Publié par l'Organisation des Nations Unies pour l'éducation, la science et la culture, Paris 7ème. Imp. Oberthur, 1960
Il apparaît que parmi les familles de plantes médicinales des régions arides, les Astéracées dont font partie les armoises sont en bonne place. "Le genre Artemisia est composé d'un grand nombre d'herbacées de petite taille dont quelques 280 espèces se rencontrent dans l'hémisphère nord. Elles sont très répandues dans les terres arides et notamment les steppes asiatiques".
Les Artemisia sont des xérophytes, c'est-à-dire des plantes pouvant être privées d'eau. En Asie centrale, elles croissent dans les régions semi-désertiques soumises à des températures variant d'un extrême à l'autre et montrent une prédilection pour les sols sablonneux salins. La formation d'huile essentielle semble jouer un rôle dans leur protection contre la sécheresse, ce qui explique l'odeur extrêmement puissante de ces plantes.
Dans les déserts tout comme dans les steppes de Russie, Sibérie et Mongolie, les plantes annuelles résistent de façon remarquable aux hivers très froids et à des sécheresses prolongées. Elle demeurent en effet à l'état de graines et ne germent que lorsque les pluies sont suffisamment abondantes pour assurer la croissance de la plante et sa maturité.

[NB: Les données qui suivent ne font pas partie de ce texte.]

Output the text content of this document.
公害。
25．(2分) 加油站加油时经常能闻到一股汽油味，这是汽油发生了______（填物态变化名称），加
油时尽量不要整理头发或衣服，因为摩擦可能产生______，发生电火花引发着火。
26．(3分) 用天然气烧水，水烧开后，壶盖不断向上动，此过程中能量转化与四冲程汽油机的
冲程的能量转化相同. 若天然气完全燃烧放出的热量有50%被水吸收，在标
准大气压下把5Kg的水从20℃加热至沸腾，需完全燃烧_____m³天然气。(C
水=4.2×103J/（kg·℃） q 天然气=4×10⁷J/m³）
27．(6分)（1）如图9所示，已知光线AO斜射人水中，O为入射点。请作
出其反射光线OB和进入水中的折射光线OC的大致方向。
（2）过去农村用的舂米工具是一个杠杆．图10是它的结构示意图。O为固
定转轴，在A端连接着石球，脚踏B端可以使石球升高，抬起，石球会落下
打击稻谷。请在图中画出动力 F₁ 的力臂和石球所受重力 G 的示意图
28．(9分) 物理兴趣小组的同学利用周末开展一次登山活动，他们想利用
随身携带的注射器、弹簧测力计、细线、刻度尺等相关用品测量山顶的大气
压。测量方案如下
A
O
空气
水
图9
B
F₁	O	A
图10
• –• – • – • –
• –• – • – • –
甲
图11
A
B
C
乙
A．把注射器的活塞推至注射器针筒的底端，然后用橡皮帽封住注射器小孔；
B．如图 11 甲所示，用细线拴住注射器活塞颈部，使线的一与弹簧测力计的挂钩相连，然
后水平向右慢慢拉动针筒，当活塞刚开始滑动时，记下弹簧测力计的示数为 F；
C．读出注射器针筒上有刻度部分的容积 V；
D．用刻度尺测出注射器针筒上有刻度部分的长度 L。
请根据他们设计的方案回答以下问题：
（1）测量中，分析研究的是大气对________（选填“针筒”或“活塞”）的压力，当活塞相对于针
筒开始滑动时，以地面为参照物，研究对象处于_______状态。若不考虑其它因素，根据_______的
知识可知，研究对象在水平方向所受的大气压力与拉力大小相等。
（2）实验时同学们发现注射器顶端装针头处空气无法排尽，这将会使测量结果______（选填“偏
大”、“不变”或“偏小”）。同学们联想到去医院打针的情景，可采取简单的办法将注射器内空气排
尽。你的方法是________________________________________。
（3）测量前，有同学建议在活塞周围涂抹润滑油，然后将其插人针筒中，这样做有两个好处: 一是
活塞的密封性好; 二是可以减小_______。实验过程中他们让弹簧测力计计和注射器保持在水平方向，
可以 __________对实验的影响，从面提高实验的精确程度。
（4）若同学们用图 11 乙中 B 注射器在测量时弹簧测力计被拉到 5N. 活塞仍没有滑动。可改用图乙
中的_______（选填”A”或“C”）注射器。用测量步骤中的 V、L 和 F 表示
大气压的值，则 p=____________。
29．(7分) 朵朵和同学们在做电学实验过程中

Tous les ouvrages consultés disent que les steppes mongoliennes sont à absinthes. Elle apparaît même comme une plante majeure. Les propriétés anthelmintiques (contre les vers) de certaines espèces dues à la présence importante de santonine dans leur huile essentielle ont été largement exploitées dans les années 1950-1960, notamment par la Russie en Sibérie qui a été le plus gros exportateur de santonine.
Certaines autres espèces comme l'Artemisia sacrorum, rencontrée aussi en Sibérie et au Tibet oriental, serait plus riche en camphre et serait utilisée pour soigner les affections de la tête des chevaux.
Quand j'arrive à la fin du livre et que je vois la liste des absinthes qui vivent dans les régions arides, je comprends que c'est impossible pour une non-initiée de s'y retrouver. Si un botaniste éclairé sur la question des Artemisia pouvait m'apporter son aide, ça serait formidable.
Espèces médicinales des régions arides
Artemisia absinthium L.
A. annua L.
A. campestris L .
A. cina Berg.
A. dracunculus L.
A. fragrans Willd.
A. gallica Willd.
A. herba-alba L.
A. herba-alba Asso.
A. herba-alba Asso. var. laxiflora.
A. judaica L.
A. maritima L
A. maritima forma rubricaule.
A. mexicana Willd.
A. monogyna Waldst. & Kit.
A. neo-mexicana Woot.
A. parviflora Roxb.
A. persica Boiss.
A. sacrorum Ledeb.
A. scoparia Waldst. & Kit.
A. siversiana Ehrh.
A. wrightii A. Gray.
On remarquera, qu'il n'y a pas la petite absinthe (Artemisia pontica).